4. Flores Has Never Been Charged

After Smart vanished, campus police questioned Flores. When he was asked about a black eye he sported, he told campus police he got hurt in a pickup basketball game, but authorities grew suspicious when one of his friends later told authorities Flores already had the bruise when he showed up to play.

Kristin Smart
Kristin Smart

According to The Tribune of San Luis Obispo, he later admitted that was a lie and told authorities he got the bruise fixing his truck before ending the interview.

Later that year, after Flores had returned home for the summer, investigators from the sheriff’s office later searched his dorm room with four cadaver dogs, which keyed in on Flores’s mattress, according to police.

But Flores has never been charged, and in 1996, a grand jury did not indict him.

He has remained mum about the case, invoking his Fifth Amendment right to remain silent when he was deposed in a 2005 wrongful death civil suit brought against him by Smart’s parents, which they subsequently dropped.

PEOPLE has not been able to reach Flores for comment.

In 1998, his attorney told PEOPLE that authorities had no evidence against Flores.

Kristin Smart | Facebook
Kristin Smart | Facebook

RELATED: A New Break and a Familiar ‘Person of Interest’ in Kristin Smart’s 1996 Disappearance: 5 Things to Know

“It’s one thing to have suspicions,” Melvin de la Motte told PEOPLE, “but that doesn’t make up for evidence.”

PEOPLE was unable to reach de la Motte for comment.

5. Smart’s Mom Said Waiting for News Is ‘Anxiety-Producing’ — But Authorities Say No News Is Forthcoming

Denise Smart told the Stockton Record that the retired FBI official, in saying that news was imminent, told her the family “might want to get away for a while.”

However, she said she wasn’t told when she and her family will get any more news.

“I wish I knew when,” Smart told the outlet, “because it’s very anxiety-producing.”

“It’s like, ‘Can you give me the flight plan?’” Smart said. “When is this happening?”

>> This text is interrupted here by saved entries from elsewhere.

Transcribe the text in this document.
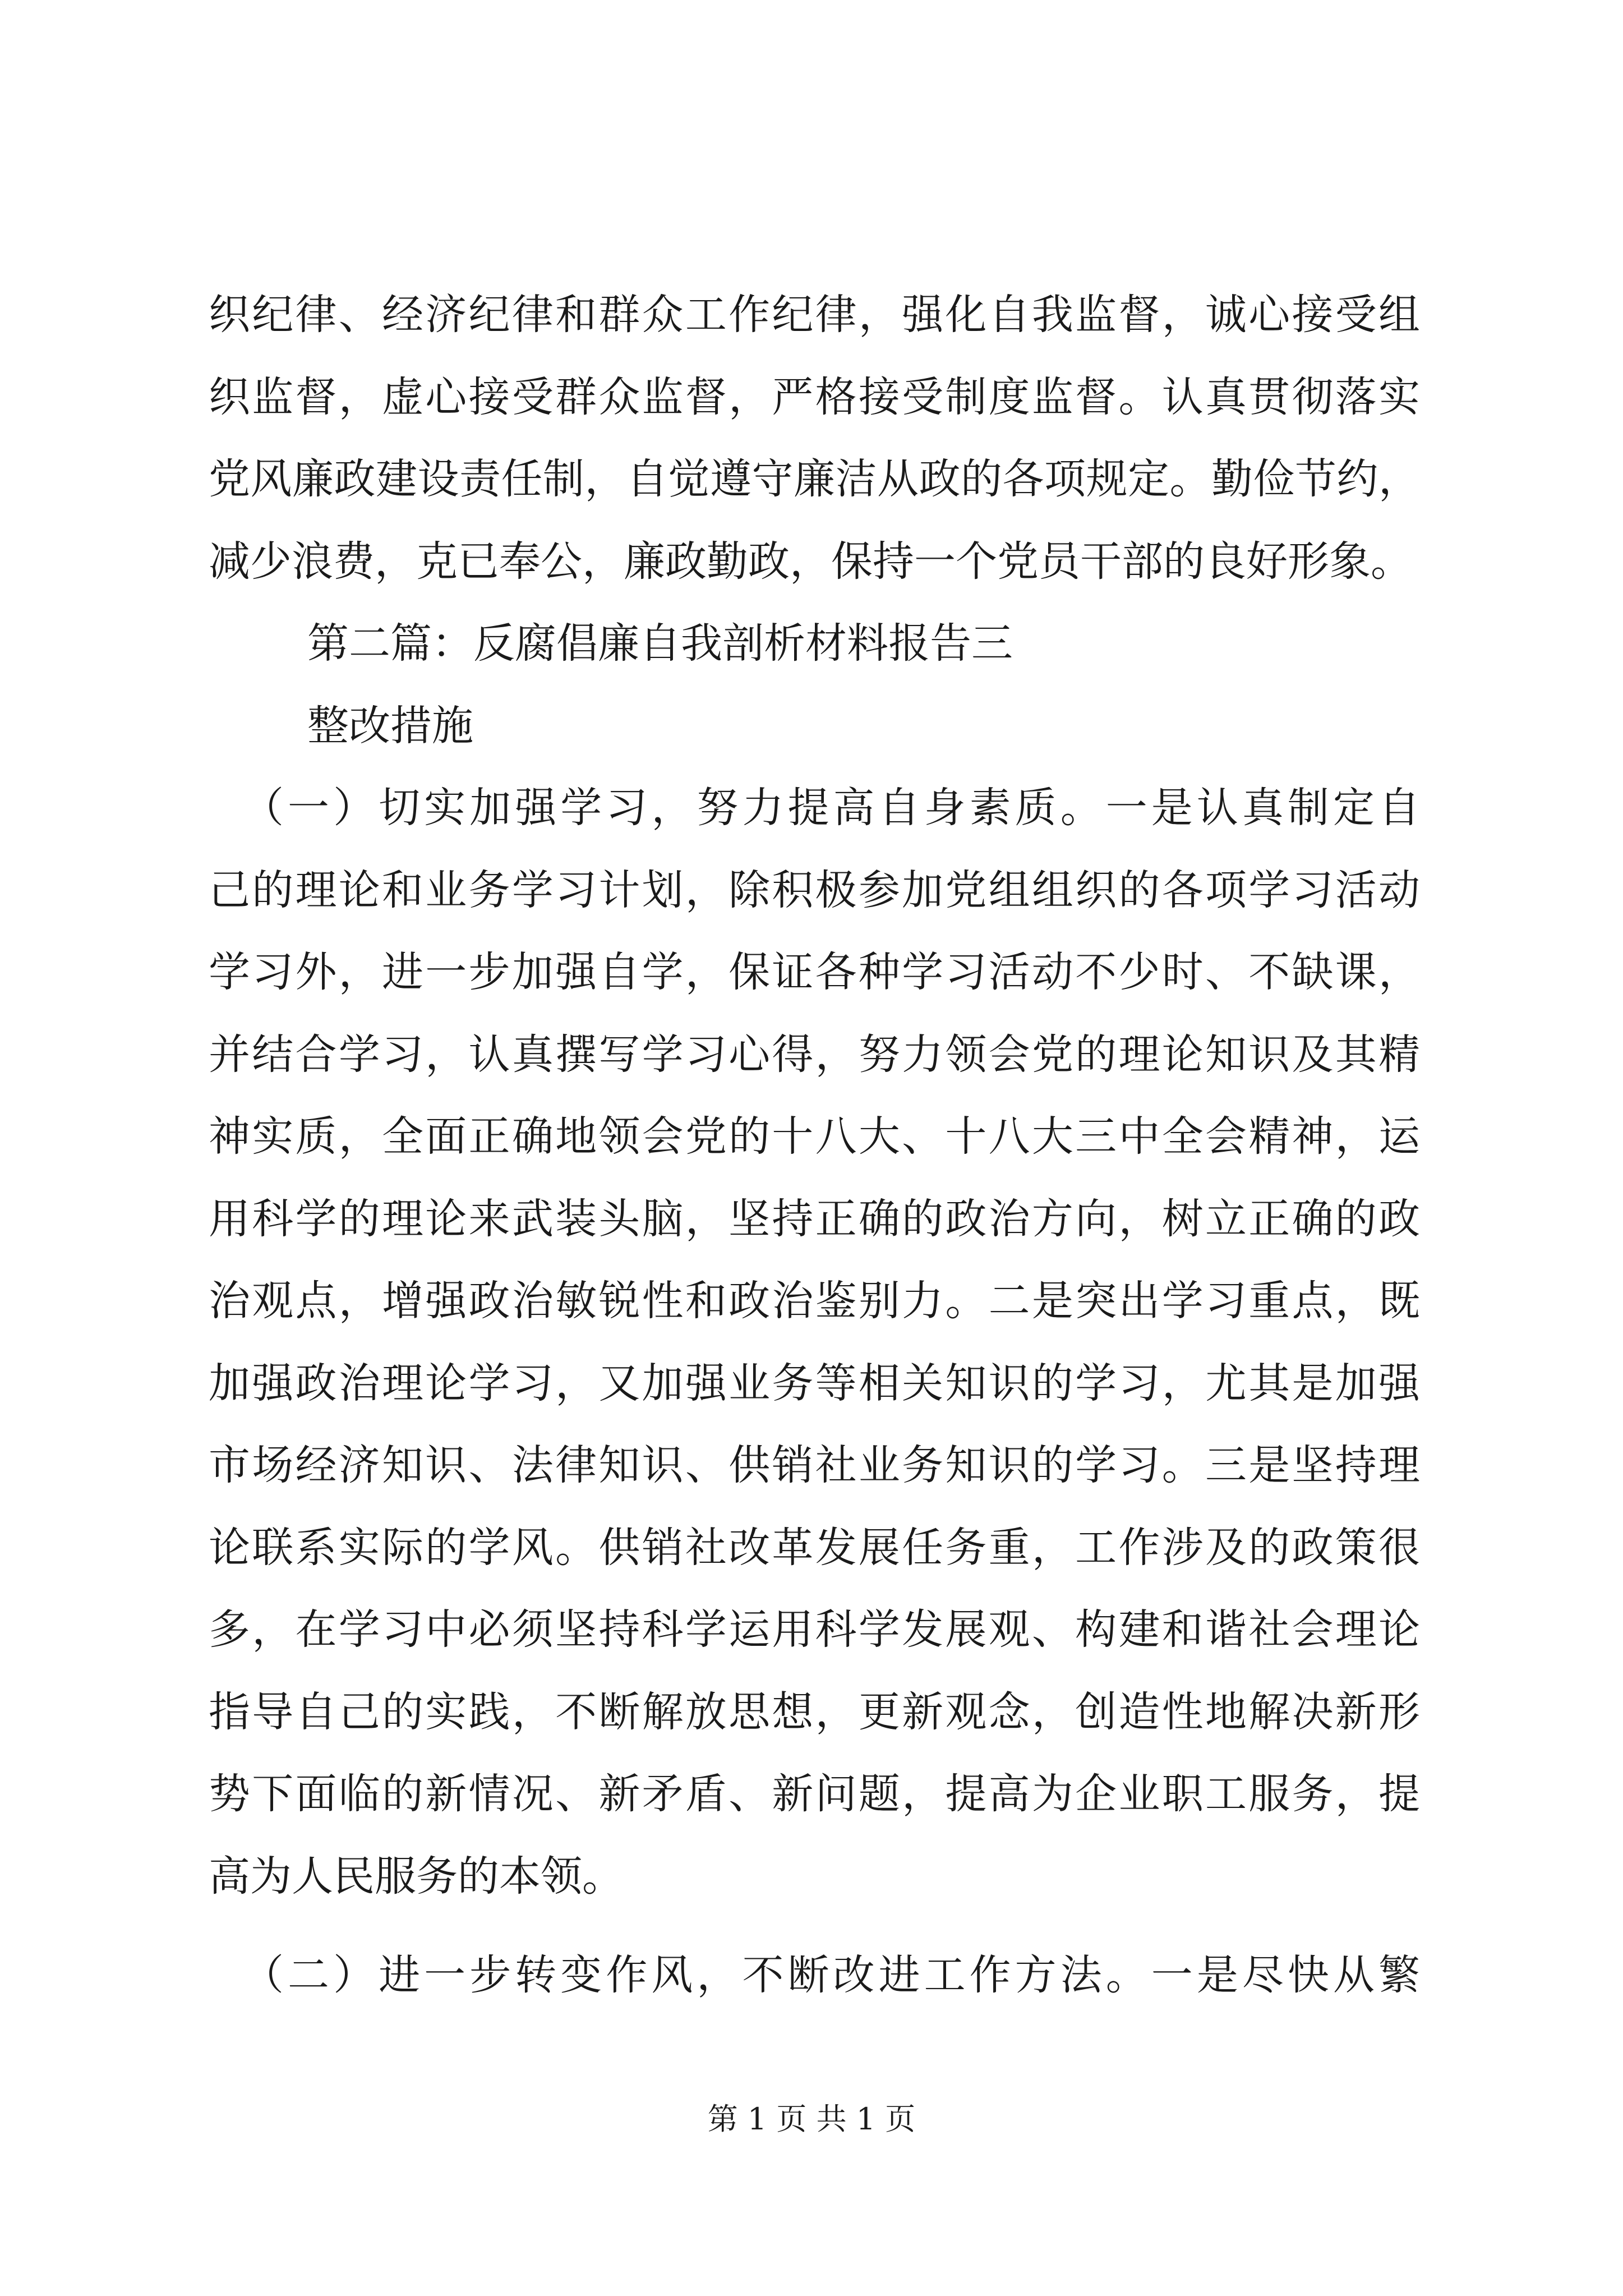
织纪律、经济纪律和群众工作纪律，强化自我监督，诚心接受组
织监督，虚心接受群众监督，严格接受制度监督。认真贯彻落实
党风廉政建设责任制，自觉遵守廉洁从政的各项规定。勤俭节约，
减少浪费，克已奉公，廉政勤政，保持一个党员干部的良好形象。
第二篇：反腐倡廉自我剖析材料报告三
整改措施
（一）切实加强学习，努力提高自身素质。一是认真制定自
己的理论和业务学习计划，除积极参加党组组织的各项学习活动
学习外，进一步加强自学，保证各种学习活动不少时、不缺课，
并结合学习，认真撰写学习心得，努力领会党的理论知识及其精
神实质，全面正确地领会党的十八大、十八大三中全会精神，运
用科学的理论来武装头脑，坚持正确的政治方向，树立正确的政
治观点，增强政治敏锐性和政治鉴别力。二是突出学习重点，既
加强政治理论学习，又加强业务等相关知识的学习，尤其是加强
市场经济知识、法律知识、供销社业务知识的学习。三是坚持理
论联系实际的学风。供销社改革发展任务重，工作涉及的政策很
多，在学习中必须坚持科学运用科学发展观、构建和谐社会理论
指导自己的实践，不断解放思想，更新观念，创造性地解决新形
势下面临的新情况、新矛盾、新问题，提高为企业职工服务，提
高为人民服务的本领。
（二）进一步转变作风，不断改进工作方法。一是尽快从繁
第 1 页 共 1 页
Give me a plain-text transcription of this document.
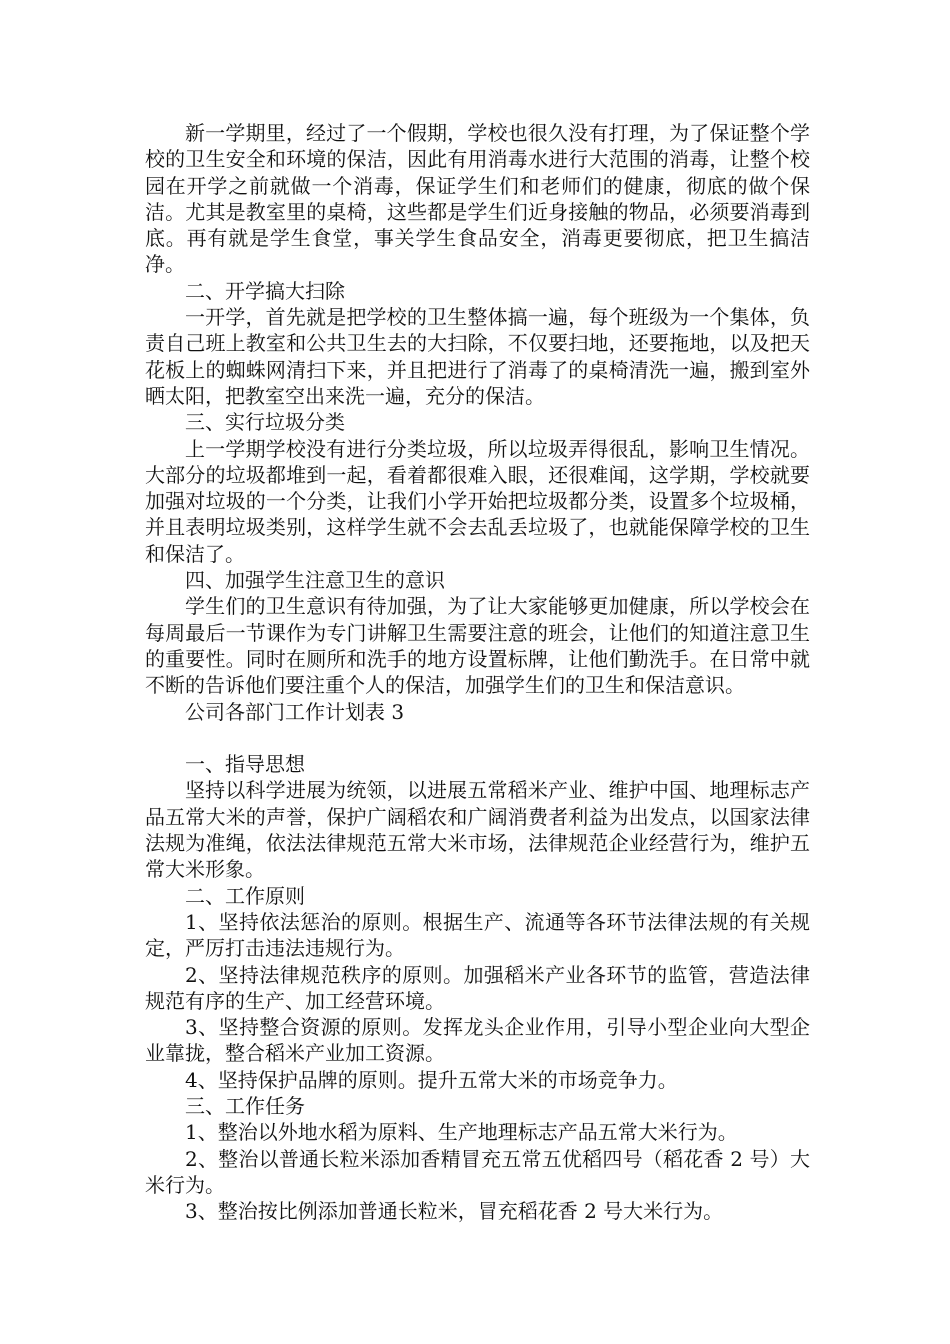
新一学期里，经过了一个假期，学校也很久没有打理，为了保证整个学校的卫生安全和环境的保洁，因此有用消毒水进行大范围的消毒，让整个校园在开学之前就做一个消毒，保证学生们和老师们的健康，彻底的做个保洁。尤其是教室里的桌椅，这些都是学生们近身接触的物品，必须要消毒到底。再有就是学生食堂，事关学生食品安全，消毒更要彻底，把卫生搞洁净。

二、开学搞大扫除

一开学，首先就是把学校的卫生整体搞一遍，每个班级为一个集体，负责自己班上教室和公共卫生去的大扫除，不仅要扫地，还要拖地，以及把天花板上的蜘蛛网清扫下来，并且把进行了消毒了的桌椅清洗一遍，搬到室外晒太阳，把教室空出来洗一遍，充分的保洁。

三、实行垃圾分类

上一学期学校没有进行分类垃圾，所以垃圾弄得很乱，影响卫生情况。大部分的垃圾都堆到一起，看着都很难入眼，还很难闻，这学期，学校就要加强对垃圾的一个分类，让我们小学开始把垃圾都分类，设置多个垃圾桶，并且表明垃圾类别，这样学生就不会去乱丢垃圾了，也就能保障学校的卫生和保洁了。

四、加强学生注意卫生的意识

学生们的卫生意识有待加强，为了让大家能够更加健康，所以学校会在每周最后一节课作为专门讲解卫生需要注意的班会，让他们的知道注意卫生的重要性。同时在厕所和洗手的地方设置标牌，让他们勤洗手。在日常中就不断的告诉他们要注重个人的保洁，加强学生们的卫生和保洁意识。

公司各部门工作计划表 3

一、指导思想

坚持以科学进展为统领，以进展五常稻米产业、维护中国、地理标志产品五常大米的声誉，保护广阔稻农和广阔消费者利益为出发点，以国家法律法规为准绳，依法法律规范五常大米市场，法律规范企业经营行为，维护五常大米形象。

二、工作原则

1、坚持依法惩治的原则。根据生产、流通等各环节法律法规的有关规定，严厉打击违法违规行为。

2、坚持法律规范秩序的原则。加强稻米产业各环节的监管，营造法律规范有序的生产、加工经营环境。

3、坚持整合资源的原则。发挥龙头企业作用，引导小型企业向大型企业靠拢，整合稻米产业加工资源。

4、坚持保护品牌的原则。提升五常大米的市场竞争力。

三、工作任务

1、整治以外地水稻为原料、生产地理标志产品五常大米行为。

2、整治以普通长粒米添加香精冒充五常五优稻四号（稻花香 2 号）大米行为。

3、整治按比例添加普通长粒米，冒充稻花香 2 号大米行为。
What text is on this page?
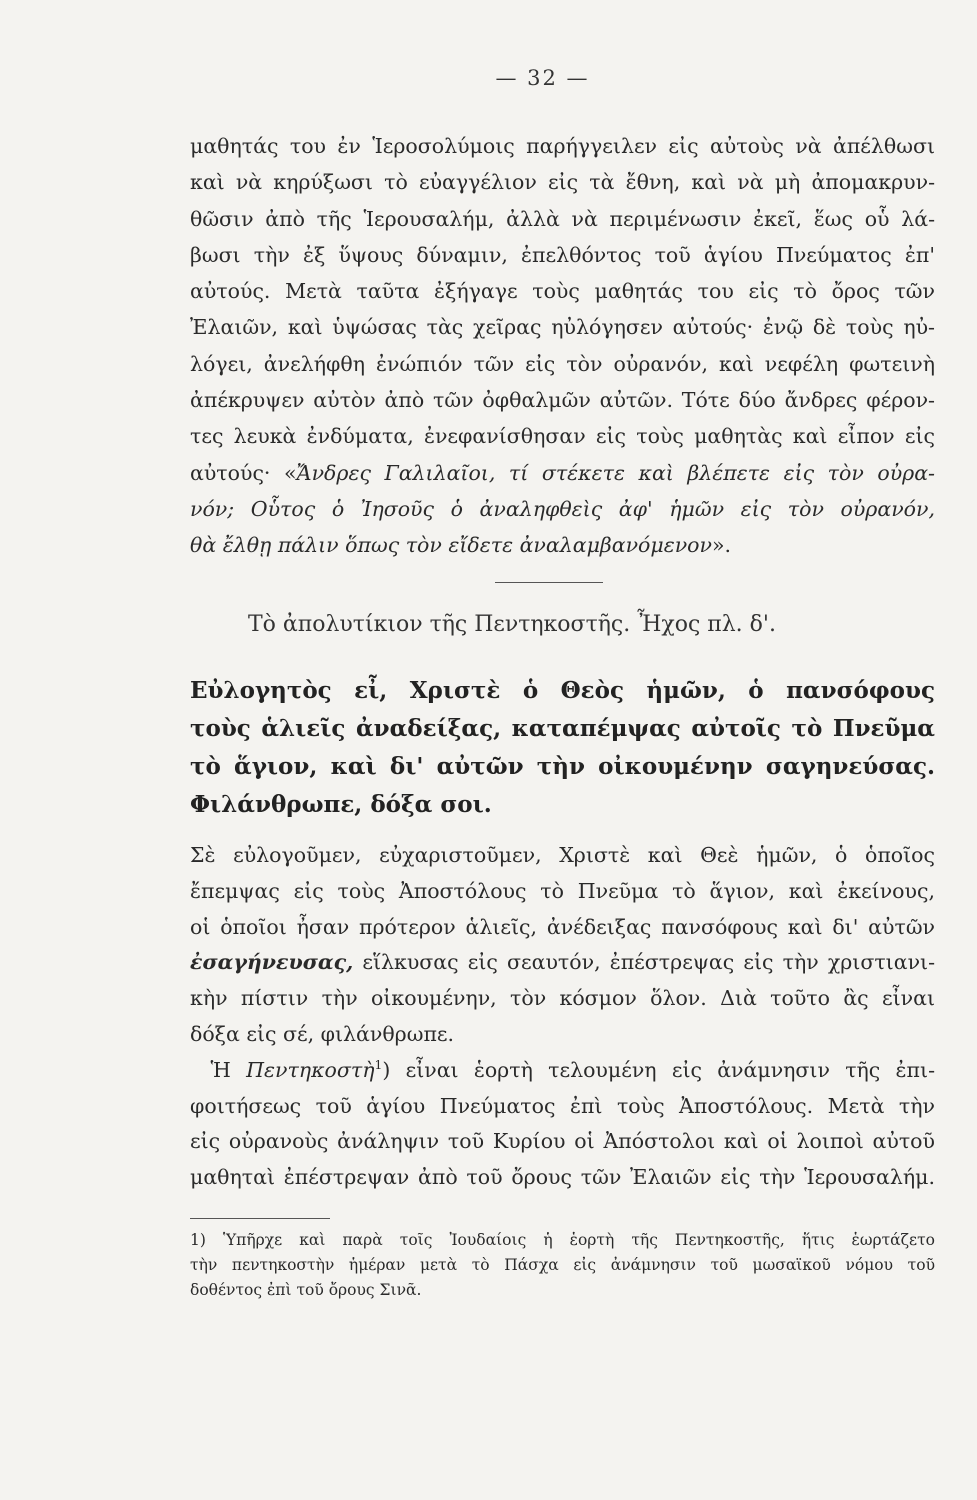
— 32 —
μαθητάς του ἐν Ἱεροσολύμοις παρήγγειλεν εἰς αὐτοὺς νὰ ἀπέλθωσι
καὶ νὰ κηρύξωσι τὸ εὐαγγέλιον εἰς τὰ ἔθνη, καὶ νὰ μὴ ἀπομακρυν-
θῶσιν ἀπὸ τῆς Ἱερουσαλήμ, ἀλλὰ νὰ περιμένωσιν ἐκεῖ, ἕως οὗ λά-
βωσι τὴν ἐξ ὕψους δύναμιν, ἐπελθόντος τοῦ ἁγίου Πνεύματος ἐπ'
αὐτούς. Μετὰ ταῦτα ἐξήγαγε τοὺς μαθητάς του εἰς τὸ ὄρος τῶν
Ἐλαιῶν, καὶ ὑψώσας τὰς χεῖρας ηὐλόγησεν αὐτούς· ἐνῷ δὲ τοὺς ηὐ-
λόγει, ἀνελήφθη ἐνώπιόν τῶν εἰς τὸν οὐρανόν, καὶ νεφέλη φωτεινὴ
ἀπέκρυψεν αὐτὸν ἀπὸ τῶν ὀφθαλμῶν αὐτῶν. Τότε δύο ἄνδρες φέρον-
τες λευκὰ ἐνδύματα, ἐνεφανίσθησαν εἰς τοὺς μαθητὰς καὶ εἶπον εἰς
αὐτούς· «Ἄνδρες Γαλιλαῖοι, τί στέκετε καὶ βλέπετε εἰς τὸν οὐρα-
νόν; Οὗτος ὁ Ἰησοῦς ὁ ἀναληφθεὶς ἀφ' ἡμῶν εἰς τὸν οὐρανόν,
θὰ ἔλθῃ πάλιν ὅπως τὸν εἴδετε ἀναλαμβανόμενον».
Τὸ ἀπολυτίκιον τῆς Πεντηκοστῆς. Ἦχος πλ. δ'.
Εὐλογητὸς εἶ, Χριστὲ ὁ Θεὸς ἡμῶν, ὁ πανσόφους
τοὺς ἁλιεῖς ἀναδείξας, καταπέμψας αὐτοῖς τὸ Πνεῦμα
τὸ ἅγιον, καὶ δι' αὐτῶν τὴν οἰκουμένην σαγηνεύσας.
Φιλάνθρωπε, δόξα σοι.
Σὲ εὐλογοῦμεν, εὐχαριστοῦμεν, Χριστὲ καὶ Θεὲ ἡμῶν, ὁ ὁποῖος
ἔπεμψας εἰς τοὺς Ἀποστόλους τὸ Πνεῦμα τὸ ἅγιον, καὶ ἐκείνους,
οἱ ὁποῖοι ἦσαν πρότερον ἁλιεῖς, ἀνέδειξας πανσόφους καὶ δι' αὐτῶν
ἐσαγήνευσας, εἵλκυσας εἰς σεαυτόν, ἐπέστρεψας εἰς τὴν χριστιανι-
κὴν πίστιν τὴν οἰκουμένην, τὸν κόσμον ὅλον. Διὰ τοῦτο ἂς εἶναι
δόξα εἰς σέ, φιλάνθρωπε.
 Ἡ Πεντηκοστὴ$^1$) εἶναι ἑορτὴ τελουμένη εἰς ἀνάμνησιν τῆς ἐπι-
φοιτήσεως τοῦ ἁγίου Πνεύματος ἐπὶ τοὺς Ἀποστόλους. Μετὰ τὴν
εἰς οὐρανοὺς ἀνάληψιν τοῦ Κυρίου οἱ Ἀπόστολοι καὶ οἱ λοιποὶ αὐτοῦ
μαθηταὶ ἐπέστρεψαν ἀπὸ τοῦ ὄρους τῶν Ἐλαιῶν εἰς τὴν Ἱερουσαλήμ.
1) Ὑπῆρχε καὶ παρὰ τοῖς Ἰουδαίοις ἡ ἑορτὴ τῆς Πεντηκοστῆς, ἥτις ἑωρτάζετο
τὴν πεντηκοστὴν ἡμέραν μετὰ τὸ Πάσχα εἰς ἀνάμνησιν τοῦ μωσαϊκοῦ νόμου τοῦ
δοθέντος ἐπὶ τοῦ ὄρους Σινᾶ.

The family’s statement issued after the publication of Denise Smart’s comments seemed to contradict the idea that an announcement on the case was imminent, yet there has been activity in the case since then.

6. Evidence Includes 2 Trucks Once Owned by Flores’ Family: Police

Police announced in late January that their evidence in their ongoing investigation includes two trucks that were owned by Flores’ family in 1996.

The sheriff’s office, when announcing the evidence, did not specify when investigators had acquired the trucks still in their possession.

But since 2011, according to the sheriff’s office, investigators have collected 140 “new items of evidence,” searched nine separate locations, served 18 search warrants, resubmitted 37 pieces of evidence from the investigation’s early stages for more-current DNA testing and conducted 91 face-to-face interviews.

None of it so far has led to Smart’s recovery or a criminal prosecution.